Alis Yumna terangkat sebelah dengan dahi yang berkerut, Mario tidak tahu saja jika bos gilanya itu sering melakukan sesi perkembang biakan di dalam ruangan kerjanya!

•••

"Aku enggak tau harus kasih saran apa, hubungan kalian memang sulit. Halangannya bukan sekedar harta." Ivy berbaring telentang sambil mengamati langit-lagi di kamar Yumna.

Sebagai seorang teman, Ivy merasa sedih mendengar hubungan Yumna dengan Mario terpaksa berakhir. Apalagi Ivy menyaksikan sendiri perjuangan Mario untuk mendapatkam Yumna. Berat!

"Aku masih cinta banget sama Mario, Vy." Jemari Yumna menghapus air matanya yang kembali turun.
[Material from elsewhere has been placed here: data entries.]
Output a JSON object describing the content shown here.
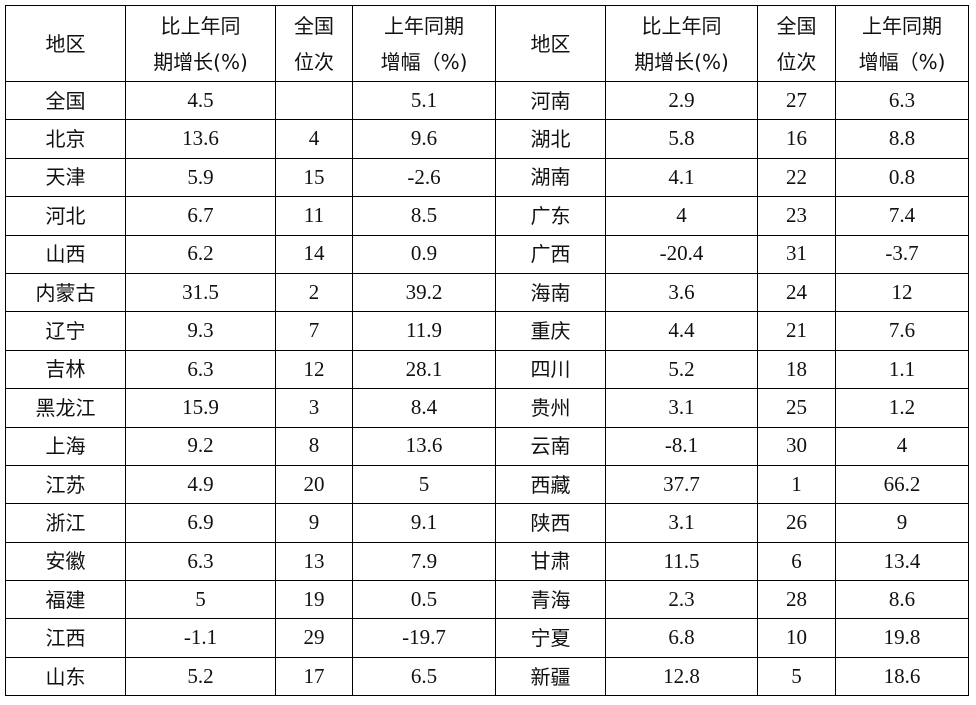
{
  "header_lines": [
    [
      "地区"
    ],
    [
      "比上年同",
      "期增长(%)"
    ],
    [
      "全国",
      "位次"
    ],
    [
      "上年同期",
      "增幅（%)"
    ]
  ],
  "rows": [
    {
      "left": [
        "全国",
        "4.5",
        "",
        "5.1"
      ],
      "right": [
        "河南",
        "2.9",
        "27",
        "6.3"
      ]
    },
    {
      "left": [
        "北京",
        "13.6",
        "4",
        "9.6"
      ],
      "right": [
        "湖北",
        "5.8",
        "16",
        "8.8"
      ]
    },
    {
      "left": [
        "天津",
        "5.9",
        "15",
        "-2.6"
      ],
      "right": [
        "湖南",
        "4.1",
        "22",
        "0.8"
      ]
    },
    {
      "left": [
        "河北",
        "6.7",
        "11",
        "8.5"
      ],
      "right": [
        "广东",
        "4",
        "23",
        "7.4"
      ]
    },
    {
      "left": [
        "山西",
        "6.2",
        "14",
        "0.9"
      ],
      "right": [
        "广西",
        "-20.4",
        "31",
        "-3.7"
      ]
    },
    {
      "left": [
        "内蒙古",
        "31.5",
        "2",
        "39.2"
      ],
      "right": [
        "海南",
        "3.6",
        "24",
        "12"
      ]
    },
    {
      "left": [
        "辽宁",
        "9.3",
        "7",
        "11.9"
      ],
      "right": [
        "重庆",
        "4.4",
        "21",
        "7.6"
      ]
    },
    {
      "left": [
        "吉林",
        "6.3",
        "12",
        "28.1"
      ],
      "right": [
        "四川",
        "5.2",
        "18",
        "1.1"
      ]
    },
    {
      "left": [
        "黑龙江",
        "15.9",
        "3",
        "8.4"
      ],
      "right": [
        "贵州",
        "3.1",
        "25",
        "1.2"
      ]
    },
    {
      "left": [
        "上海",
        "9.2",
        "8",
        "13.6"
      ],
      "right": [
        "云南",
        "-8.1",
        "30",
        "4"
      ]
    },
    {
      "left": [
        "江苏",
        "4.9",
        "20",
        "5"
      ],
      "right": [
        "西藏",
        "37.7",
        "1",
        "66.2"
      ]
    },
    {
      "left": [
        "浙江",
        "6.9",
        "9",
        "9.1"
      ],
      "right": [
        "陕西",
        "3.1",
        "26",
        "9"
      ]
    },
    {
      "left": [
        "安徽",
        "6.3",
        "13",
        "7.9"
      ],
      "right": [
        "甘肃",
        "11.5",
        "6",
        "13.4"
      ]
    },
    {
      "left": [
        "福建",
        "5",
        "19",
        "0.5"
      ],
      "right": [
        "青海",
        "2.3",
        "28",
        "8.6"
      ]
    },
    {
      "left": [
        "江西",
        "-1.1",
        "29",
        "-19.7"
      ],
      "right": [
        "宁夏",
        "6.8",
        "10",
        "19.8"
      ]
    },
    {
      "left": [
        "山东",
        "5.2",
        "17",
        "6.5"
      ],
      "right": [
        "新疆",
        "12.8",
        "5",
        "18.6"
      ]
    }
  ]
}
Hatinya masih berdenyut nyeri jika mengingat perpisahannya dengan Mario.

Ivy membalikkan tubuhnya hingga menghadap Yumna yang berbaring di sebelahnya dengan mata yang sudah memerah. "Iih, Una jangan nangis dong. Aku bingung harus ngomong apa."
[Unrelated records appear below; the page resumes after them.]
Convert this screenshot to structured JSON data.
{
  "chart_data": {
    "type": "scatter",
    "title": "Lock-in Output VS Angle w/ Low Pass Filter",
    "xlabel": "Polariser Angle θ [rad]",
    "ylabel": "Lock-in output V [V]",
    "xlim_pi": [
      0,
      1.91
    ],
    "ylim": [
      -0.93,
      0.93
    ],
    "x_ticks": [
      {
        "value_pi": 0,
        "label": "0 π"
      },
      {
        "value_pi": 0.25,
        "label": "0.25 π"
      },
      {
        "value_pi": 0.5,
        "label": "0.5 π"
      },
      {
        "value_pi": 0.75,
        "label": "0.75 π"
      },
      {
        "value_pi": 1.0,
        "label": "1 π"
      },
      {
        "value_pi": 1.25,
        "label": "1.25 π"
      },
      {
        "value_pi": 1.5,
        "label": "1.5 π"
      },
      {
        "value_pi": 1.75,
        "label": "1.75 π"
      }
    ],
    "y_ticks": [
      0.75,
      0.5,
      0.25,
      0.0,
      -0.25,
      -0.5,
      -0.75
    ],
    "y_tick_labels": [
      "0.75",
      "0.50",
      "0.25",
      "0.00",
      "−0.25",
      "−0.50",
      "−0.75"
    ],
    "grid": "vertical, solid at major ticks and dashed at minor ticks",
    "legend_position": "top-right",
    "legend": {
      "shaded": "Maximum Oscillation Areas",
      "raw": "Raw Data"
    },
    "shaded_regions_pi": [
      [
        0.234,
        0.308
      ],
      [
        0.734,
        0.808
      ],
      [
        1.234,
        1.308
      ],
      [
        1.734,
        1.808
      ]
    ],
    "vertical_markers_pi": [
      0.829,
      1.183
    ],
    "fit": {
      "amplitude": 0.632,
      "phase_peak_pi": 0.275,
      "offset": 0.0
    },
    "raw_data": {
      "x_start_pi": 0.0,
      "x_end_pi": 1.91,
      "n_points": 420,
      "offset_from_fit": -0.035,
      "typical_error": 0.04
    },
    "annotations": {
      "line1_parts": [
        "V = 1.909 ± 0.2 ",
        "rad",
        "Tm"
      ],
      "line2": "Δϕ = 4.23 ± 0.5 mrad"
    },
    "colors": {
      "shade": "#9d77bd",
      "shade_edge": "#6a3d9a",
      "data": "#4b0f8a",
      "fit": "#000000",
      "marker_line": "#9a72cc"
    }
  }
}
Maklum saja, Ivy bukan ahli di dunia percintaan!

Tok tok tok

"Una." Terdengar suara Bharga dari depan pintu kamar Yumna.

Gadis itu menghapus air matanya lalu menormalkan nafasnya agar suaranya tidak terdengar serak. "Iya, Ba. Masuk saja, pintunya enggak Una kunci." 

"Enggak, ini Baba cuma mau kasih tau kalo Pak Dewa bakal datang malam ini." 

Menelan salivanya yang mendadak sangat berat, Yumna mengumpulkan seluruh nyawanya untuk menjawab. "Iya, Ba."

"Baba ke bawah lagi." 

Setelah itu Yumna langsung menjatuhkan dirinya ke kasur lagi, rasanya dia tidak ingin semua ini terjadi.

"Pak Dewa itu siapa, Na?" Ivy menatap wajah Yumna yang semakin suram.

Yumna membuka matanya yang terpejam lalu balas menatap Ivy dengan raut wajahnya yang tersiksa. "Dia mau lamar aku."

"Hah! Gimana? Gimana?" Ivy terkejut setengah hidup, apa katanya? Lamar? Bukankah Yumna baru saja memutuskan hubungannya dengan Mario?!

"Baba jodohin aku, Vy. Malam ini dia bakalan datang."